Southern Sudan's government has sent a team to Yambio in Western Equatoria State to investigate a weekend attack on a police station which left three senior officers dead, local officials said on 7 November.
"Tension has been high since the killings but we are slowly returning to normalcy after the team from Juba [capital of Southern Sudan] arrested a key suspect yesterday," Andrew Mbugo Elisa, a bishop of the Evangelical Lutheran Church of Sudan, in Yambio, told IRIN on 7 November.
Fighting erupted when members of one of Southern Sudan's Joint Integrated Units (JIUs) raided a police station seeking to free one of their own who had been arrested over the death of a soldier.
Set up under the Comprehensive Peace Agreement (CPA), signed in 2005 by the Khartoum government and the southern-based Sudan People's Liberation Movement/Army, JIU's are made up of troops drawn from both the former rebel group and the North's regular army.
"Most of the fighting was between soldiers and policemen," Elisa said.
He said three policemen - a brigadier, a lieutenant-colonel and a major - were shot dead and that the JIU had looted a guesthouse in the town.
The JIU allegedly killed the officers after they refused to release the suspect, who was arrested after police discovered the corpse of a local official's bodyguard.
The governor of Western Equitoria, Samuel Abujohn, told IRIN on 6 November that he was awaiting the outcome of investigations being carried out by the team from Juba.
Local newspaper reports said Yambio residents were angered by the behaviour of the JIU, whose members are mostly Dinka, the ethnic group of Southern Sudan President Salva Kiir Mayardit.
Noting that the policeman killed were indigenous Equatorians, Elisa called on the SPLM government to pull the JIU out of Yambio, one of the locations specified for JIU deployment in the CPA.

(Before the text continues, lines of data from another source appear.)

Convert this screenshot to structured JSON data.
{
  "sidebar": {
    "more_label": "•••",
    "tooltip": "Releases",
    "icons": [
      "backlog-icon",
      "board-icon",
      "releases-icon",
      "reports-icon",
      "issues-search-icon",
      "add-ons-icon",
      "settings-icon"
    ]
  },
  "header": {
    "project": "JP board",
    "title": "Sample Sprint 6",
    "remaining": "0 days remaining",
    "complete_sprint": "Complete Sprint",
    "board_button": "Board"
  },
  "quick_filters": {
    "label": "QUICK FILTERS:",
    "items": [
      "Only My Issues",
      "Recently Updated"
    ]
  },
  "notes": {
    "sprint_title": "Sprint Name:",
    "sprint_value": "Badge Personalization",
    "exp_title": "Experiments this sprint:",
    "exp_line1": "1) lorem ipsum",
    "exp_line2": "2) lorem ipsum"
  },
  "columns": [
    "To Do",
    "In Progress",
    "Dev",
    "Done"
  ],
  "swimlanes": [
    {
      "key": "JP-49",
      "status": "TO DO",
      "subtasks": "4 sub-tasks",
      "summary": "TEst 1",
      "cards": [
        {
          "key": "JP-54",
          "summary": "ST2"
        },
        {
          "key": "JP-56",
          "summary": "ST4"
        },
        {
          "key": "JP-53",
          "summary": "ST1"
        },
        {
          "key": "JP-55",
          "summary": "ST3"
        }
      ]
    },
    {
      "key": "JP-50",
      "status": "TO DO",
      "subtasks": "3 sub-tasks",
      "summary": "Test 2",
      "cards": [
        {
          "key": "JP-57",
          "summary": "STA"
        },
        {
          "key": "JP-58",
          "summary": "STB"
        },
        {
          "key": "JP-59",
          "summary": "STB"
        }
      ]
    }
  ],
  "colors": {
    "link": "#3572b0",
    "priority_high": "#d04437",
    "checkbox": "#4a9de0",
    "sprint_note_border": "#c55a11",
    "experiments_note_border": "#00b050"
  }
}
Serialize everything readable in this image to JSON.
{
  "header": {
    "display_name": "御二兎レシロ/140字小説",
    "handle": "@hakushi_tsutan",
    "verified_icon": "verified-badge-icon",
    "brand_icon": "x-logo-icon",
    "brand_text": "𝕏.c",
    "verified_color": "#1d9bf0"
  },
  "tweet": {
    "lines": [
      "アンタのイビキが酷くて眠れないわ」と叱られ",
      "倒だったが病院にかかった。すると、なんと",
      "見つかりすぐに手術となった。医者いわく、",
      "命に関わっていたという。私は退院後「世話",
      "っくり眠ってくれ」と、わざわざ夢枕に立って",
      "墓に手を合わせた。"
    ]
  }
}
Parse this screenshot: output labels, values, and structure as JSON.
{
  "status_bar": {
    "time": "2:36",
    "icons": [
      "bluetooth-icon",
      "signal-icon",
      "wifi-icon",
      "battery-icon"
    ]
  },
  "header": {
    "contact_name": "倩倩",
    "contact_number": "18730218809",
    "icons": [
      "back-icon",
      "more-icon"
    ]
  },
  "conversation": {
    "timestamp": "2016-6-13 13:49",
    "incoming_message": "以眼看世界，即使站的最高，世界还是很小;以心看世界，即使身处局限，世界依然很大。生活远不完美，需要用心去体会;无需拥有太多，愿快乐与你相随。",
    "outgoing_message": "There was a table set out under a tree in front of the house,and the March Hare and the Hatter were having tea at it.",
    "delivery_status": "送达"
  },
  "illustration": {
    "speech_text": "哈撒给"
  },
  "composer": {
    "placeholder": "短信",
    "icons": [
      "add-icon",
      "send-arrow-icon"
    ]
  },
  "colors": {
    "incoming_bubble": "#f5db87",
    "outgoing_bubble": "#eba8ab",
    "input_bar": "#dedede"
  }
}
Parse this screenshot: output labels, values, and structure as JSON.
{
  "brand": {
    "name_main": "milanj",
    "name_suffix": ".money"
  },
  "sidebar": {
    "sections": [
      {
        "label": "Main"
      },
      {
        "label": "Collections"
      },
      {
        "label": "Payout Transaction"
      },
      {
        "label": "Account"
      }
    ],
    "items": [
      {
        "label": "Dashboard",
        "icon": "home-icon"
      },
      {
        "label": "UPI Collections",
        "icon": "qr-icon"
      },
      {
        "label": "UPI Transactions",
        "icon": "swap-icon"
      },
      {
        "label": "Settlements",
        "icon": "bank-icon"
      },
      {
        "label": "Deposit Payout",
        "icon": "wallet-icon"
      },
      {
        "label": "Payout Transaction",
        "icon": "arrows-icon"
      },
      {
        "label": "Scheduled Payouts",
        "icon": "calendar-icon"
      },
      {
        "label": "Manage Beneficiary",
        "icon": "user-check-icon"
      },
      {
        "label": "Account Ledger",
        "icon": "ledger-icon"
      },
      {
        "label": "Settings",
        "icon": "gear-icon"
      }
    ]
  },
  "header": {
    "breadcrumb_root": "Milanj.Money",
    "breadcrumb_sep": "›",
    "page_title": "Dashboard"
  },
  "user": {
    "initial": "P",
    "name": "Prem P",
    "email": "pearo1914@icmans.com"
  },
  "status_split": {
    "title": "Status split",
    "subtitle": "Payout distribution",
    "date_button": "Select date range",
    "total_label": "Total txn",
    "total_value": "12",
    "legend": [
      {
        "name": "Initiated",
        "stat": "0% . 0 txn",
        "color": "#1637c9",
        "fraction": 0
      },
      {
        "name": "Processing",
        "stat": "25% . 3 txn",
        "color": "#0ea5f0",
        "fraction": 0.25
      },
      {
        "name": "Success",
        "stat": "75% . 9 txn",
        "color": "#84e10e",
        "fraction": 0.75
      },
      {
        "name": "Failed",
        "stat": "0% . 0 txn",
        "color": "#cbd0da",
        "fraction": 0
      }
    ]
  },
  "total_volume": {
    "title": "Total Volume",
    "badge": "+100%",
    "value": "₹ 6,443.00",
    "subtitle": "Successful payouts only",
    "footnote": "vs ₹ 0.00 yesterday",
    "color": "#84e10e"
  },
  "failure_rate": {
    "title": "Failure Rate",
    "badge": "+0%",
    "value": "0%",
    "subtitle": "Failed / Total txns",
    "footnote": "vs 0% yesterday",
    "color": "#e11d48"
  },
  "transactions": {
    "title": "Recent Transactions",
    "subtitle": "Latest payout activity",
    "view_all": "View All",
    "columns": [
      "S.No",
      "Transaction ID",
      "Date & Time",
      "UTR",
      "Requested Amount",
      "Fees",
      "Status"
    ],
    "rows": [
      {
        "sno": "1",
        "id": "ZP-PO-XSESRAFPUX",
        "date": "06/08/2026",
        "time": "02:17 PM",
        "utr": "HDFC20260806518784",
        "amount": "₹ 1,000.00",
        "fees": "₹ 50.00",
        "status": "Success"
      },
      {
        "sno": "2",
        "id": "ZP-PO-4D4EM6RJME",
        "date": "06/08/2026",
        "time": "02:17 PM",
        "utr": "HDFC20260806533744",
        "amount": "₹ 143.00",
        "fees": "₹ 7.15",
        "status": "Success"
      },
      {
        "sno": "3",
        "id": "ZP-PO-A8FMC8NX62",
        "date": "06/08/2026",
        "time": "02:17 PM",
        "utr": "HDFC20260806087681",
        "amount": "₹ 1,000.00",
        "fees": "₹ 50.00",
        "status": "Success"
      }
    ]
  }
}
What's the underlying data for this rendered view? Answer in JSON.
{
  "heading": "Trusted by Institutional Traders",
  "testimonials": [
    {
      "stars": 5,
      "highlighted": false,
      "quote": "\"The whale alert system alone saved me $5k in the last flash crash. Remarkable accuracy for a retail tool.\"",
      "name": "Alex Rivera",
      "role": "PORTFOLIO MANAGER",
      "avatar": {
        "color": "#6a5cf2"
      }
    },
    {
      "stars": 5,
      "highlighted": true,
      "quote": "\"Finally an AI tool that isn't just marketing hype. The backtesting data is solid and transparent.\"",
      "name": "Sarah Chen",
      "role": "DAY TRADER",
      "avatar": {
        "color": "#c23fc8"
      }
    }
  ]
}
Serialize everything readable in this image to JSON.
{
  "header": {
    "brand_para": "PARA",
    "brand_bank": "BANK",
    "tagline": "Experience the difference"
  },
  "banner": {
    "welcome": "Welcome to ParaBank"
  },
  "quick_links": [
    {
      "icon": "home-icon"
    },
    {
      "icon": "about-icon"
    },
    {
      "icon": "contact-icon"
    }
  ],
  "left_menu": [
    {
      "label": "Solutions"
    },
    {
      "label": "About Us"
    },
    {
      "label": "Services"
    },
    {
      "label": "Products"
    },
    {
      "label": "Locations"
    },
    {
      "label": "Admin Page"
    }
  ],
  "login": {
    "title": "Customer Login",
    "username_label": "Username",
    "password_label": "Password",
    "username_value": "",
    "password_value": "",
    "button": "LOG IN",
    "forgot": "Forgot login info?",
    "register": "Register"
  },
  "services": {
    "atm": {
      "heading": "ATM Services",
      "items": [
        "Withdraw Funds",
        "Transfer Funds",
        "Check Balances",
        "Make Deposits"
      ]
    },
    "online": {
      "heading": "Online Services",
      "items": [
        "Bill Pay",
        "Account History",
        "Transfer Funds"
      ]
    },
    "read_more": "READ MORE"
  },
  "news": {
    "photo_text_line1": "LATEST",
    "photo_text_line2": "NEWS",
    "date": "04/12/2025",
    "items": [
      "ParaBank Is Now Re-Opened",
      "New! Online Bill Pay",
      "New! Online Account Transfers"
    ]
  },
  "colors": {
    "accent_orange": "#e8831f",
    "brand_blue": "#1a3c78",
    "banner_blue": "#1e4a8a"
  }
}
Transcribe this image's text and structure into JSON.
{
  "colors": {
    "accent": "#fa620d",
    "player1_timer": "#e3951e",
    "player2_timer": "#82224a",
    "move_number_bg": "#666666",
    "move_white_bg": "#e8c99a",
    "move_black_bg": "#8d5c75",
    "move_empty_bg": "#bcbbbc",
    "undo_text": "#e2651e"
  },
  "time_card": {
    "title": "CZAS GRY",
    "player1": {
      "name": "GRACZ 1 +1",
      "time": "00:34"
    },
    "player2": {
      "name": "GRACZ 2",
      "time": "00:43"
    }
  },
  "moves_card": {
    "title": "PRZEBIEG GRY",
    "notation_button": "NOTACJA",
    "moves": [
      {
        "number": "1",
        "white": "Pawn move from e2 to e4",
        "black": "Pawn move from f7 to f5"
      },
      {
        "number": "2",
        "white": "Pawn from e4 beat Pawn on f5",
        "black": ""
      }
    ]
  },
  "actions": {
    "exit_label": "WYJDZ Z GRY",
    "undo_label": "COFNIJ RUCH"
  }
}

"The slogan of the SPLM has always been to bring justice and we would like to ask that serious action is taken to fulfil this pledge of justice by moving swiftly on the JIU soldiers, disarming them, arresting the culprits and removing the unit from Yambio," Charles Kisanga, the chairman of Western Equatoria Azande Community World-Wide Organisation, said in a statement issued from the UK on 6 November.